Faster sieves

Although the standard Unix shell pipe operator can only construct linear pipelines, the pipe() system call can be used to build arbitrary data-flow networks. Named pipes (also known as fifos) allow this to be done at shell level, albeit clumsily. A case in point is a sieve that determines primality of n by testing prime divisors only up to the square root of n instead of n.

The following Haskell code does the trick. The sieve has an auxiliary input, the stream of primes itself. The first prime, 2, is given explicitly, so it is available for the guard n<p^2 that postpones testing for multiples of prime p.
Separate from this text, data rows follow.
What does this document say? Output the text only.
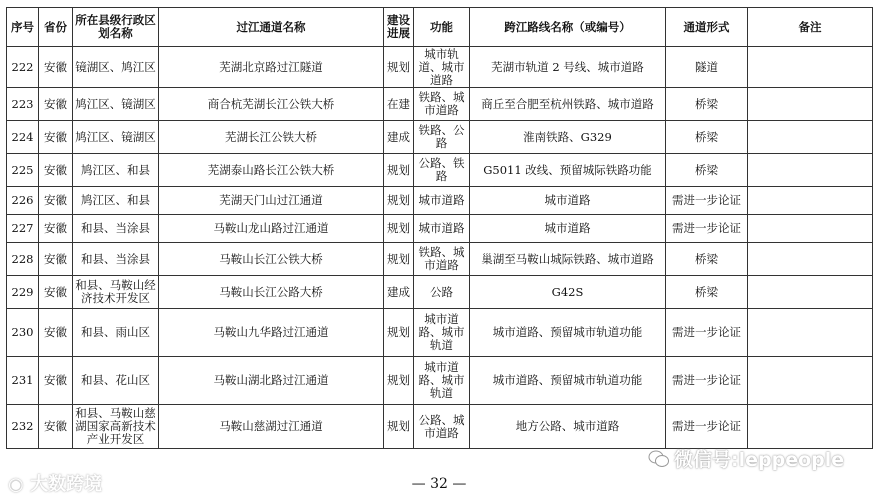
序号	省份	所在县级行政区划名称	过江通道名称	建设进展	功能	跨江路线名称（或编号）	通道形式	备注
222	安徽	镜湖区、鸠江区	芜湖北京路过江隧道	规划	城市轨道、城市道路	芜湖市轨道 2 号线、城市道路	隧道	
223	安徽	鸠江区、镜湖区	商合杭芜湖长江公铁大桥	在建	铁路、城市道路	商丘至合肥至杭州铁路、城市道路	桥梁	
224	安徽	鸠江区、镜湖区	芜湖长江公铁大桥	建成	铁路、公路	淮南铁路、G329	桥梁	
225	安徽	鸠江区、和县	芜湖泰山路长江公铁大桥	规划	公路、铁路	G5011 改线、预留城际铁路功能	桥梁	
226	安徽	鸠江区、和县	芜湖天门山过江通道	规划	城市道路	城市道路	需进一步论证	
227	安徽	和县、当涂县	马鞍山龙山路过江通道	规划	城市道路	城市道路	需进一步论证	
228	安徽	和县、当涂县	马鞍山长江公铁大桥	规划	铁路、城市道路	巢湖至马鞍山城际铁路、城市道路	桥梁	
229	安徽	和县、马鞍山经济技术开发区	马鞍山长江公路大桥	建成	公路	G42S	桥梁	
230	安徽	和县、雨山区	马鞍山九华路过江通道	规划	城市道路、城市轨道	城市道路、预留城市轨道功能	需进一步论证	
231	安徽	和县、花山区	马鞍山湖北路过江通道	规划	城市道路、城市轨道	城市道路、预留城市轨道功能	需进一步论证	
232	安徽	和县、马鞍山慈湖国家高新技术产业开发区	马鞍山慈湖过江通道	规划	公路、城市道路	地方公路、城市道路	需进一步论证	
— 32 —
◉ 大数跨境
微信号:leppeople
    primes = 2 : sieve primes [3..]
    sieve ps@(p:ps') (n:ns)
        | n < p^2   = n : sieve ps ns
        | otherwise = sieve ps' (filter ((!=0).(`mod`p)) ns)
The data stream connections in this algorithm can't be represented using only the shell operator '|'. First, the stream primes is delivered both to standard output and to sieve. And second, the feedback of that stream into sieve induces a dataflow cycle.
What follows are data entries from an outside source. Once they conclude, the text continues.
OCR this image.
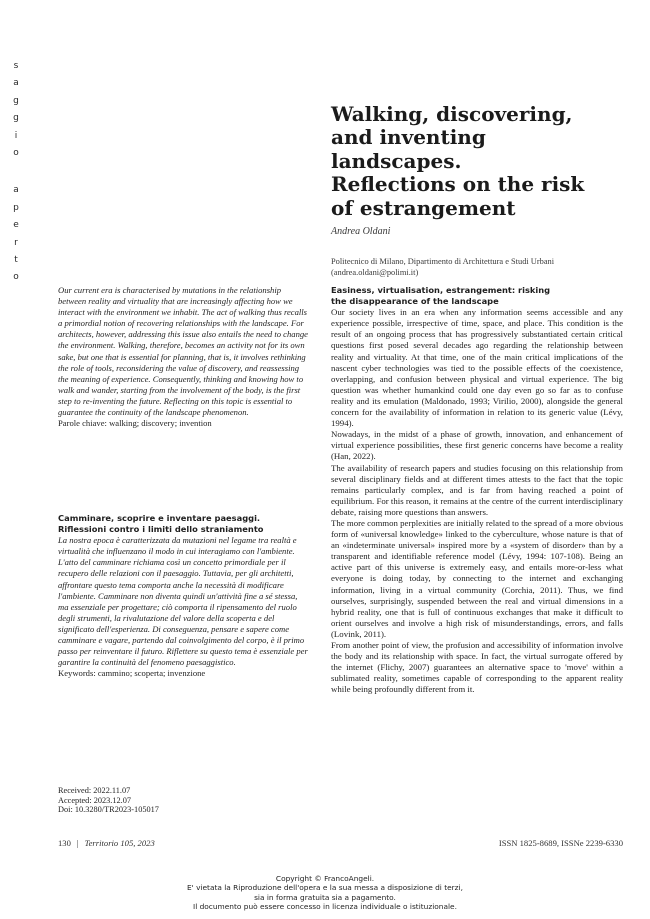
s
a
g
g
i
o
a
p
e
r
t
o
Walking, discovering,
and inventing
landscapes.
Reflections on the risk
of estrangement
Andrea Oldani
Politecnico di Milano, Dipartimento di Architettura e Studi Urbani
(andrea.oldani@polimi.it)
Our current era is characterised by mutations in the relationship between reality and virtuality that are increasingly affecting how we interact with the environment we inhabit. The act of walking thus recalls a primordial notion of recovering relationships with the landscape. For architects, however, addressing this issue also entails the need to change the environment. Walking, therefore, becomes an activity not for its own sake, but one that is essential for planning, that is, it involves rethinking the role of tools, reconsidering the value of discovery, and reassessing the meaning of experience. Consequently, thinking and knowing how to walk and wander, starting from the involvement of the body, is the first step to re-inventing the future. Reflecting on this topic is essential to guarantee the continuity of the landscape phenomenon.
Parole chiave: walking; discovery; invention
Camminare, scoprire e inventare paesaggi.
Riflessioni contro i limiti dello straniamento
La nostra epoca è caratterizzata da mutazioni nel legame tra realtà e virtualità che influenzano il modo in cui interagiamo con l'ambiente. L'atto del camminare richiama così un concetto primordiale per il recupero delle relazioni con il paesaggio. Tuttavia, per gli architetti, affrontare questo tema comporta anche la necessità di modificare l'ambiente. Camminare non diventa quindi un'attività fine a sé stessa, ma essenziale per progettare; ciò comporta il ripensamento del ruolo degli strumenti, la rivalutazione del valore della scoperta e del significato dell'esperienza. Di conseguenza, pensare e sapere come camminare e vagare, partendo dal coinvolgimento del corpo, è il primo passo per reinventare il futuro. Riflettere su questo tema è essenziale per garantire la continuità del fenomeno paesaggistico.
Keywords: cammino; scoperta; invenzione
Received: 2022.11.07
Accepted: 2023.12.07
Doi: 10.3280/TR2023-105017
Easiness, virtualisation, estrangement: risking
the disappearance of the landscape

Our society lives in an era when any information seems accessible and any experience possible, irrespective of time, space, and place. This condition is the result of an ongoing process that has progressively substantiated certain critical questions first posed several decades ago regarding the relationship between reality and virtuality. At that time, one of the main critical implications of the nascent cyber technologies was tied to the possible effects of the coexistence, overlapping, and confusion between physical and virtual experience. The big question was whether humankind could one day even go so far as to confuse reality and its emulation (Maldonado, 1993; Virilio, 2000), alongside the general concern for the availability of information in relation to its generic value (Lévy, 1994).

Nowadays, in the midst of a phase of growth, innovation, and enhancement of virtual experience possibilities, these first generic concerns have become a reality (Han, 2022).

The availability of research papers and studies focusing on this relationship from several disciplinary fields and at different times attests to the fact that the topic remains particularly complex, and is far from having reached a point of equilibrium. For this reason, it remains at the centre of the current interdisciplinary debate, raising more questions than answers.

The more common perplexities are initially related to the spread of a more obvious form of «universal knowledge» linked to the cyberculture, whose nature is that of an «indeterminate universal» inspired more by a «system of disorder» than by a transparent and identifiable reference model (Lévy, 1994: 107-108). Being an active part of this universe is extremely easy, and entails more-or-less what everyone is doing today, by connecting to the internet and exchanging information, living in a virtual community (Corchia, 2011). Thus, we find ourselves, surprisingly, suspended between the real and virtual dimensions in a hybrid reality, one that is full of continuous exchanges that make it difficult to orient ourselves and involve a high risk of misunderstandings, errors, and falls (Lovink, 2011).

From another point of view, the profusion and accessibility of information involve the body and its relationship with space. In fact, the virtual surrogate offered by the internet (Flichy, 2007) guarantees an alternative space to 'move' within a sublimated reality, sometimes capable of corresponding to the apparent reality while being profoundly different from it.

130 | Territorio 105, 2023	ISSN 1825-8689, ISSNe 2239-6330
Copyright © FrancoAngeli.
E' vietata la Riproduzione dell'opera e la sua messa a disposizione di terzi,
sia in forma gratuita sia a pagamento.
Il documento può essere concesso in licenza individuale o istituzionale.
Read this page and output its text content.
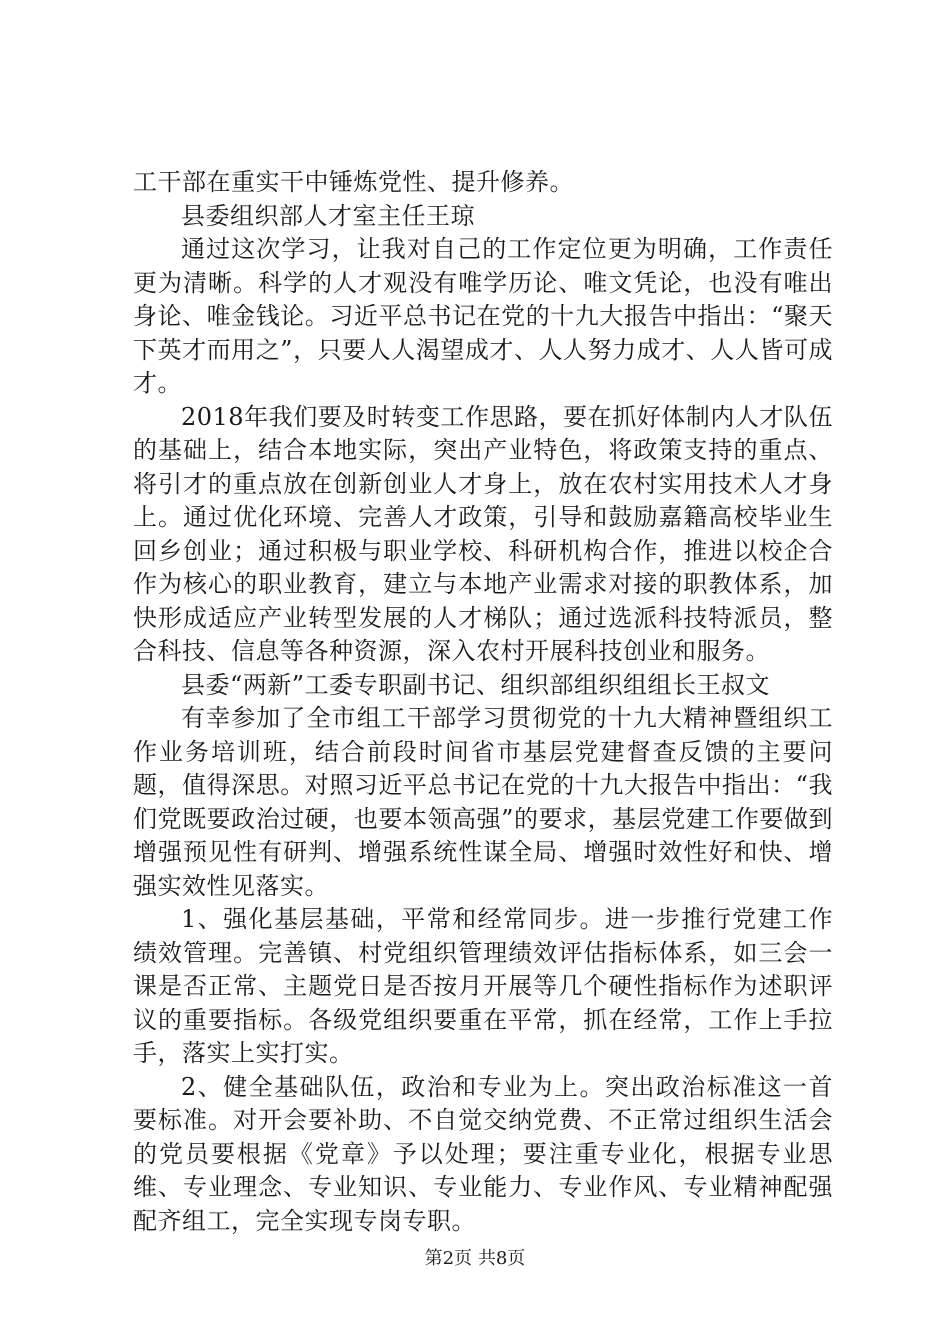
工干部在重实干中锤炼党性、提升修养。

县委组织部人才室主任王琼

通过这次学习，让我对自己的工作定位更为明确，工作责任更为清晰。科学的人才观没有唯学历论、唯文凭论，也没有唯出身论、唯金钱论。习近平总书记在党的十九大报告中指出：“聚天下英才而用之”，只要人人渴望成才、人人努力成才、人人皆可成才。

2018年我们要及时转变工作思路，要在抓好体制内人才队伍的基础上，结合本地实际，突出产业特色，将政策支持的重点、将引才的重点放在创新创业人才身上，放在农村实用技术人才身上。通过优化环境、完善人才政策，引导和鼓励嘉籍高校毕业生回乡创业；通过积极与职业学校、科研机构合作，推进以校企合作为核心的职业教育，建立与本地产业需求对接的职教体系，加快形成适应产业转型发展的人才梯队；通过选派科技特派员，整合科技、信息等各种资源，深入农村开展科技创业和服务。

县委“两新”工委专职副书记、组织部组织组组长王叔文

有幸参加了全市组工干部学习贯彻党的十九大精神暨组织工作业务培训班，结合前段时间省市基层党建督查反馈的主要问题，值得深思。对照习近平总书记在党的十九大报告中指出：“我们党既要政治过硬，也要本领高强”的要求，基层党建工作要做到增强预见性有研判、增强系统性谋全局、增强时效性好和快、增强实效性见落实。

1、强化基层基础，平常和经常同步。进一步推行党建工作绩效管理。完善镇、村党组织管理绩效评估指标体系，如三会一课是否正常、主题党日是否按月开展等几个硬性指标作为述职评议的重要指标。各级党组织要重在平常，抓在经常，工作上手拉手，落实上实打实。

2、健全基础队伍，政治和专业为上。突出政治标准这一首要标准。对开会要补助、不自觉交纳党费、不正常过组织生活会的党员要根据《党章》予以处理；要注重专业化，根据专业思维、专业理念、专业知识、专业能力、专业作风、专业精神配强配齐组工，完全实现专岗专职。

第2页 共8页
Using less common programming techniques, we can translate the Haskell into shell code. To split a stream for delivery to two places, we use the Unix plumbing command tee, with a named pipe for the alternate destination. The pipe is opened for reading on file descriptor 4 in the sink process.


#!/bin/bash
cull() {             # cull p deletes multiples of p
   while true
   do 
       read n
       (($n % $1  != 0)) && echo $n
   done
}

sink() {             # emit primes < p^2, then cull p               
    read -u4 p
    while
        read n
        (($n < $p * $p))
    do
        echo $n
    done
    cull $p | sink &
}

mkfifo f
seq 3 1000000 | (echo 2; sink 2 4<f) | tee f
The shell code and the Haskell code are not as exactly parallel as they were in the basic sieve model because reads from a pipe are destructive, while reads from a Haskell list are not. Thus the shell code reads prime p once and uses it in a loop, while the Haskell code reads it repeatedly from the list.